Merely expressing an opinion regarding the status of the law as it applies to a particular ease by no means amounts to the prejudice or bias that would warrant the recusal of a trial judge. See Borough of Kennett Square v. Lal, 164 Pa.Commonwealth Ct. 654, 643 A.2d 1172 (1994). While it is somewhat understandable how such a meritless argument could be made during the heat of trial, it is puzzling, after having time to reflect, how PennDOT can still pursue this contention before this Court. To adopt the reasoning advanced upon us would lead to the absurd result of every judge having to recuse himself or herself because he or she expressed a belief as to the status of the law during the course of a trial.

Accordingly, the decision of the trial court imposing liability on PennDOT is affirmed.

ORDER

AND NOW, this 7th day of June, 1995, the order of the Court of Common Pleas of Philadelphia County at No. 3694, August Term, 1988, dated April 20, 1994, is affirmed.

.Before this Court, PennDOT also contends that, because it regulates the flow of traffic, the median is a traffic control device for which PennDOT was not responsible. PennDOT did not, however, raise this issue in its post-trial motions or in its brief in support thereof, and therefore, has waived it for purposes of appellate review. Smith v. Shaffer, 511 Pa. 421, 515 A.2d 527 (1986); Borough of Kennett v. Lal, 165 Pa.Commonwealth Ct. 573, 645 A.2d 474 (1994).
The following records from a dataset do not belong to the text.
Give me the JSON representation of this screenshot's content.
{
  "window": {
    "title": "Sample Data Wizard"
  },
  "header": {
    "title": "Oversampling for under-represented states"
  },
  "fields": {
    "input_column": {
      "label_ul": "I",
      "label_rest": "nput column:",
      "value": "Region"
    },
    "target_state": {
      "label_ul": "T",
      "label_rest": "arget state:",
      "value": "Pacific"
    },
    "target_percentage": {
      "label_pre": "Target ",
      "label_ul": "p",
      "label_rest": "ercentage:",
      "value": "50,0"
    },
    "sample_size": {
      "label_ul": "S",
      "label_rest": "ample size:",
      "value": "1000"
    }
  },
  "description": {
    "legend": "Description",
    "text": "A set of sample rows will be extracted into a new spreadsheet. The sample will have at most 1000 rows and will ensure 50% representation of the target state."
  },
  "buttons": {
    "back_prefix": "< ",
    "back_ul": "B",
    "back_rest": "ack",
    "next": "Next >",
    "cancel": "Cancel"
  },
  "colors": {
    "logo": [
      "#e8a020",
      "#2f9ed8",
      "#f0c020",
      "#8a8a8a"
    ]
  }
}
. In the second portion of the trial, which was before a jury, negligence was apportioned between Hubbard and PennDOT. This determination is not at issue in the present appeal.

. 36 P.S. § 670-542.

. Additionally, the law of municipal corporations, including the Borough Code, has repeatedly referred to the curbing and paving of sidewalks. See. 53 P.S. § 57303; In re Morewood Ave., 159 Pa. 20, 28 A. 123 (1893); Township of Mount Lebanon v. Hobbes, 201 Pa.Superior Ct. 30, 189 A.2d 316 (1963). In the context of townships assessing property owners for improvements on streets, this law has repeatedly alluded to curbing and paving of sidewalks in front of properties abutting streets and state highways. Id. Curbing and paving has never been used to address the construction of or maintenance of medians.

. 75 Pa.C.S. § 102 sets forth the same definition of a sidewalk as does 67 Pa.Code § 211.1.